Vous dénoncez, dans votre livre La mondialisation dangereuse, cette hypocrisie moraliste : elle serait, selon vous, à l’origine de nouvelles tensions internationales ?

J’analyse dans mon livre les aspects dangereux d’une mondialisation idéalisée par les Occidentaux. Les Etats-Unis, en particulier, et l’Occident atlantiste en général (Union Européenne incluse) ont en effet une prétention foncièrement universaliste et néo impériale extrêmement dangereuse qui passe par une volonté de répandre partout leur modèle libéral-libertaire et occidental-capitaliste-consumériste. Un modèle qui se décline, sur le Continent européen, par l’extension infinie vers l’Est de l’OTAN et de l’UE au détriment des pré carrés et « étrangers proches » de la Russie : celle-ci y voit depuis toujours une menace existentielle et même un casus belli. Ne pas en tenir compte peut participer d’une position de principe « morale », mais c’est aussi nier la « realpolitik » et cela rend le jeu diplomatique potentiellement explosif et extrêmement dangereux. 

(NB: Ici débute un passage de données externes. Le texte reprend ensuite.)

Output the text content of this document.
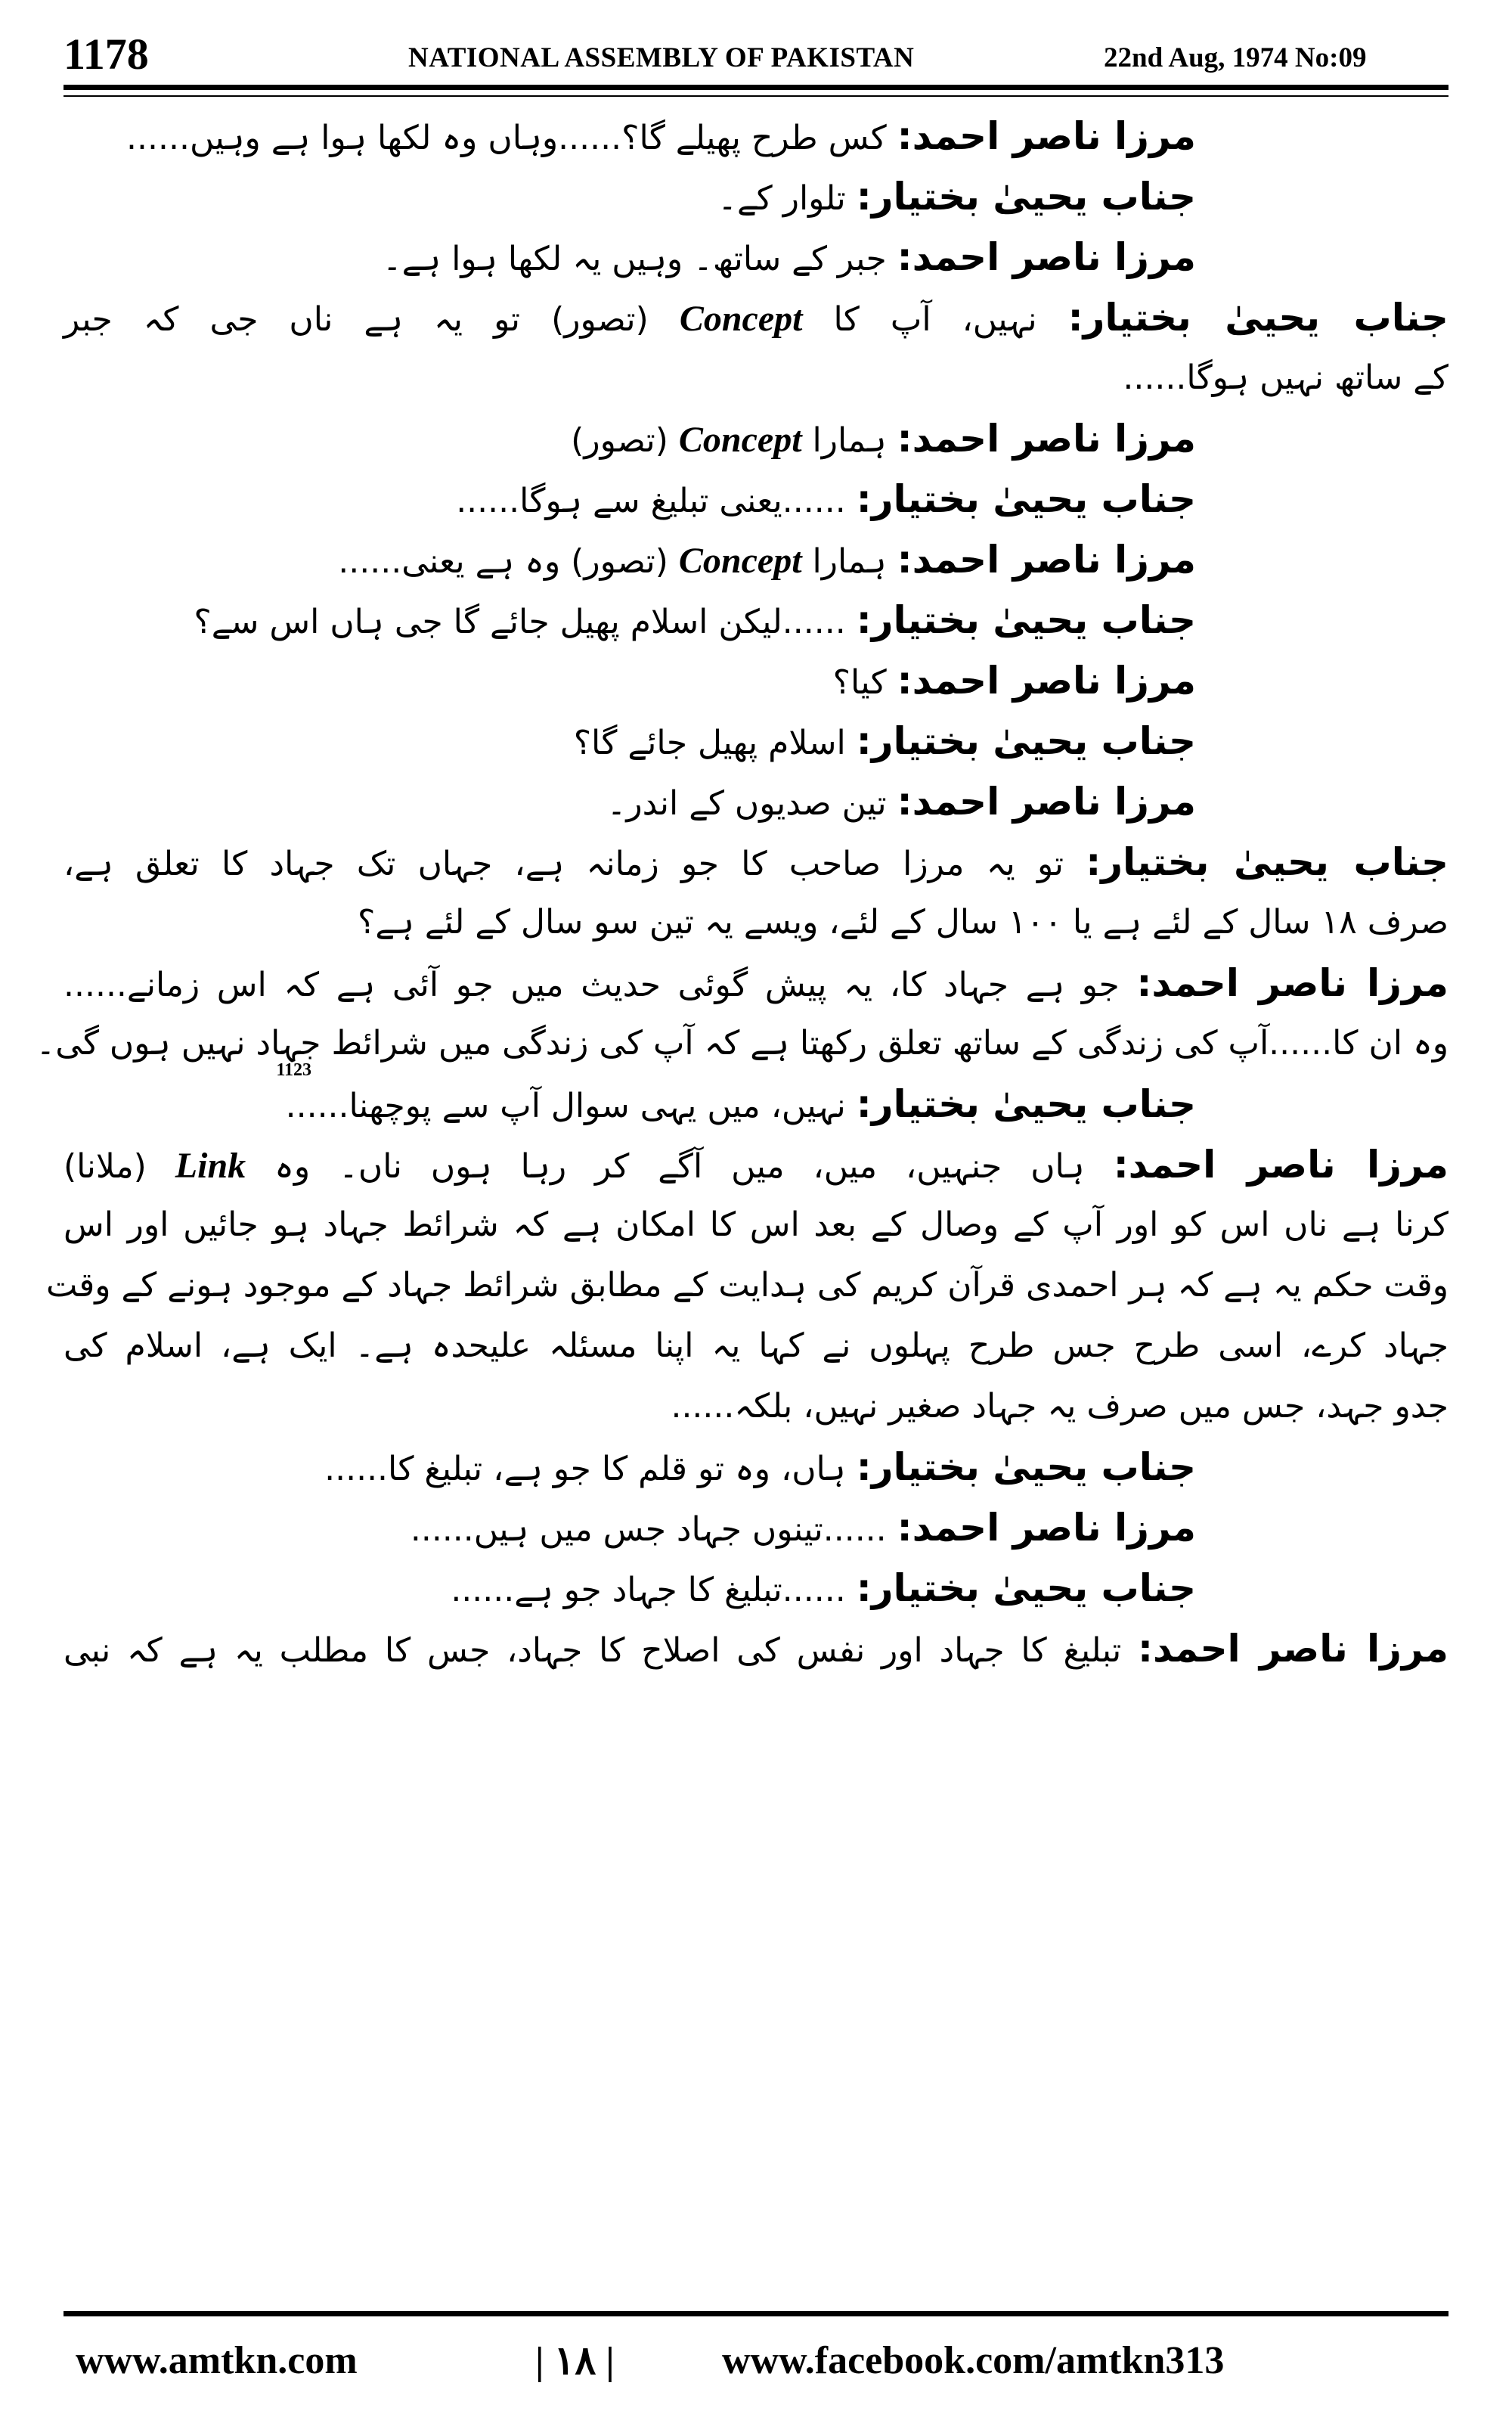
1178	NATIONAL ASSEMBLY OF PAKISTAN	22nd Aug, 1974 No:09
مرزا ناصر احمد: کس طرح پھیلے گا؟......وہاں وہ لکھا ہوا ہے وہیں......
جناب یحییٰ بختیار: تلوار کے۔
مرزا ناصر احمد: جبر کے ساتھ۔ وہیں یہ لکھا ہوا ہے۔
جناب یحییٰ بختیار: نہیں، آپ کا Concept (تصور) تو یہ ہے ناں جی کہ جبر
کے ساتھ نہیں ہوگا......
مرزا ناصر احمد: ہمارا Concept (تصور)
جناب یحییٰ بختیار: ......یعنی تبلیغ سے ہوگا......
مرزا ناصر احمد: ہمارا Concept (تصور) وہ ہے یعنی......
جناب یحییٰ بختیار: ......لیکن اسلام پھیل جائے گا جی ہاں اس سے؟
مرزا ناصر احمد: کیا؟
جناب یحییٰ بختیار: اسلام پھیل جائے گا؟
مرزا ناصر احمد: تین صدیوں کے اندر۔
جناب یحییٰ بختیار: تو یہ مرزا صاحب کا جو زمانہ ہے، جہاں تک جہاد کا تعلق ہے،
صرف ۱۸ سال کے لئے ہے یا ۱۰۰ سال کے لئے، ویسے یہ تین سو سال کے لئے ہے؟
مرزا ناصر احمد: جو ہے جہاد کا، یہ پیش گوئی حدیث میں جو آئی ہے کہ اس زمانے......
وہ ان کا......آپ کی زندگی کے ساتھ تعلق رکھتا ہے کہ آپ کی زندگی میں شرائط جہاد نہیں ہوں گی۔
جناب یحییٰ بختیار: نہیں، میں یہی سوال آپ سے پوچھنا......
مرزا ناصر احمد: ہاں جنہیں، میں، میں آگے کر رہا ہوں ناں۔ وہ Link (ملانا)
کرنا ہے ناں اس کو اور آپ کے وصال کے بعد اس کا امکان ہے کہ شرائط جہاد ہو جائیں اور اس
وقت حکم یہ ہے کہ ہر احمدی قرآن کریم کی ہدایت کے مطابق شرائط جہاد کے موجود ہونے کے وقت
جہاد کرے، اسی طرح جس طرح پہلوں نے کہا یہ اپنا مسئلہ علیحدہ ہے۔ ایک ہے، اسلام کی
جدو جہد، جس میں صرف یہ جہاد صغیر نہیں، بلکہ......
جناب یحییٰ بختیار: ہاں، وہ تو قلم کا جو ہے، تبلیغ کا......
مرزا ناصر احمد: ......تینوں جہاد جس میں ہیں......
جناب یحییٰ بختیار: ......تبلیغ کا جہاد جو ہے......
مرزا ناصر احمد: تبلیغ کا جہاد اور نفس کی اصلاح کا جہاد، جس کا مطلب یہ ہے کہ نبی
1123
www.amtkn.com	| ۱۸ |	www.facebook.com/amtkn313
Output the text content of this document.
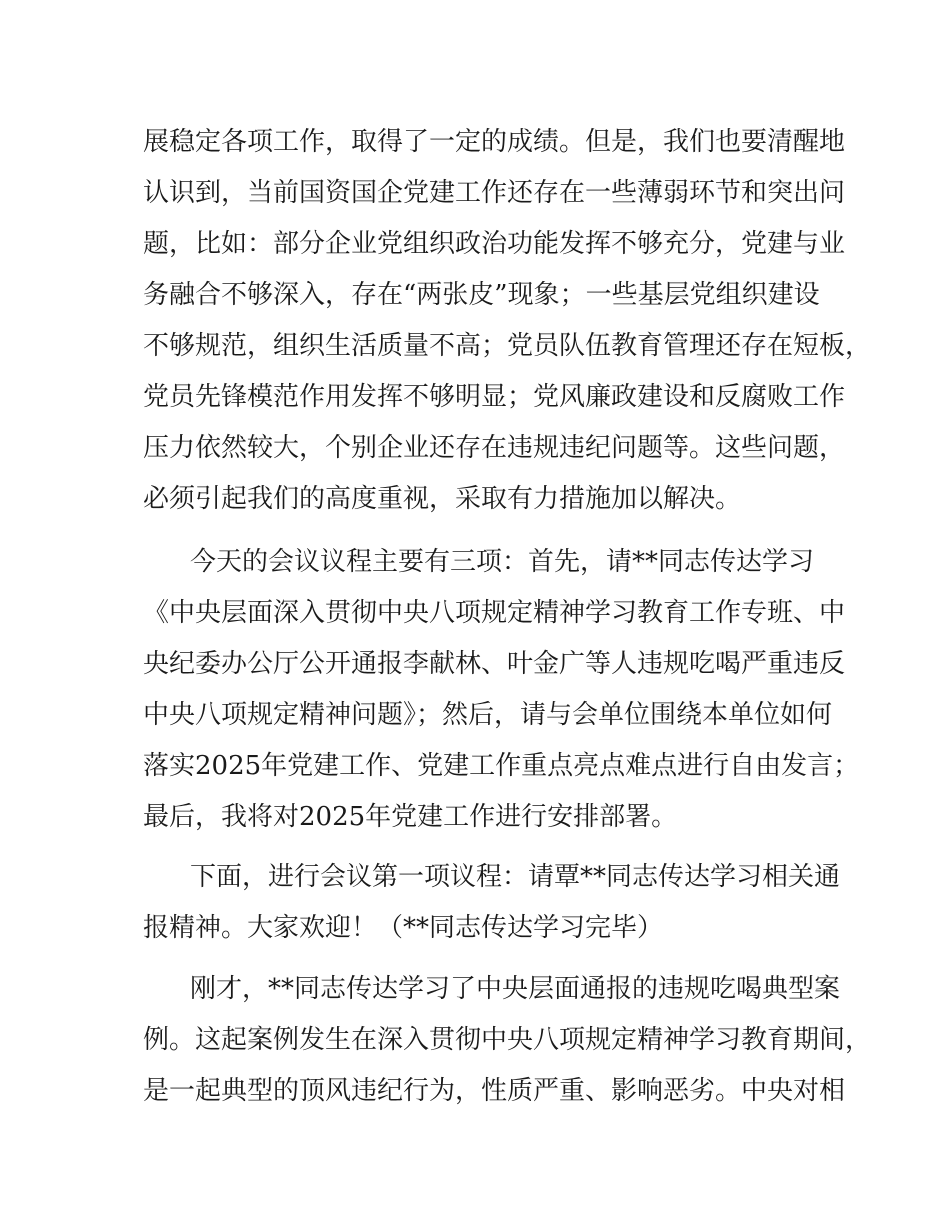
展稳定各项工作，取得了一定的成绩。但是，我们也要清醒地
认识到，当前国资国企党建工作还存在一些薄弱环节和突出问
题，比如：部分企业党组织政治功能发挥不够充分，党建与业
务融合不够深入，存在“两张皮”现象；一些基层党组织建设
不够规范，组织生活质量不高；党员队伍教育管理还存在短板，
党员先锋模范作用发挥不够明显；党风廉政建设和反腐败工作
压力依然较大，个别企业还存在违规违纪问题等。这些问题，
必须引起我们的高度重视，采取有力措施加以解决。
今天的会议议程主要有三项：首先，请**同志传达学习
《中央层面深入贯彻中央八项规定精神学习教育工作专班、中
央纪委办公厅公开通报李献林、叶金广等人违规吃喝严重违反
中央八项规定精神问题》；然后，请与会单位围绕本单位如何
落实2025年党建工作、党建工作重点亮点难点进行自由发言；
最后，我将对2025年党建工作进行安排部署。
下面，进行会议第一项议程：请覃**同志传达学习相关通
报精神。大家欢迎！（**同志传达学习完毕）
刚才，**同志传达学习了中央层面通报的违规吃喝典型案
例。这起案例发生在深入贯彻中央八项规定精神学习教育期间，
是一起典型的顶风违纪行为，性质严重、影响恶劣。中央对相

Soulignons à ce sujet, que pour les mêmes raisons idéologiques moralistes-prosélytes et les mêmes propensions néo-impériales, l’Occident atlantiste a massacré des centaines de milliers d’innocents en Irak , avec autant de mensonges et manipulations d’ailleurs que les néo-impérialistes poutiniens… ce qui a donné à Poutine un prétexte et un précédent pour justifier ses propres dérives irrédentistes bellicistes actuelles.

Hélas les Occidentaux, prisonniers de leur moralisme néo-impérialiste et de leur vision  désuète de guerre froide, n’ont pu s’empêcher de répandre leur modèle sociétal et leurs institutions économico-politico-sécuritaires partout dans tout le continent eurasiatique, en empêchant tout rapprochement russo-européen, en vertu de la doctrine du Heartland et du Rimland des stratèges classiques anglo-saxons Mackinder et Spykman. L’OTAN ne fait que servir cet impératif géostratégique et il est lui-même facteur de conflits.

Vous décrivez d’ailleurs dans votre livre l’escalade et les étapes des tensions entre l’Occident et la Russie depuis quelques années :

Oui, après les contentieux fondateurs de 1999-2003-2004-2008 (guerre du Kosovo, Irak, révolutions orange et autres dans l’est européen puis crise géorgienne), la seconde révolution en Ukraine de 2014 (euromaidan), qui a consisté pour l’Occident à soutenir une révolte violente qui a fait fuir un président pro-russe élu démocratiquement, s’est soldée par la prise de la Crimée (2014), qui avait pour fonction russe de maintenir l’accès aux mers chaudes de la flotte russe (mer noire), mais qui aurait échappé aux Russes en cas d’adhésion future à l’OTAN. Ceci fut suivi par des tensions jamais réglées dans le Donbass, où les nationalistes ukrainiens ont refusé d’appliquer et respecter les accords de Minsk, dont l’importante question de l’autonomie et des droits culturels des régions russophones. 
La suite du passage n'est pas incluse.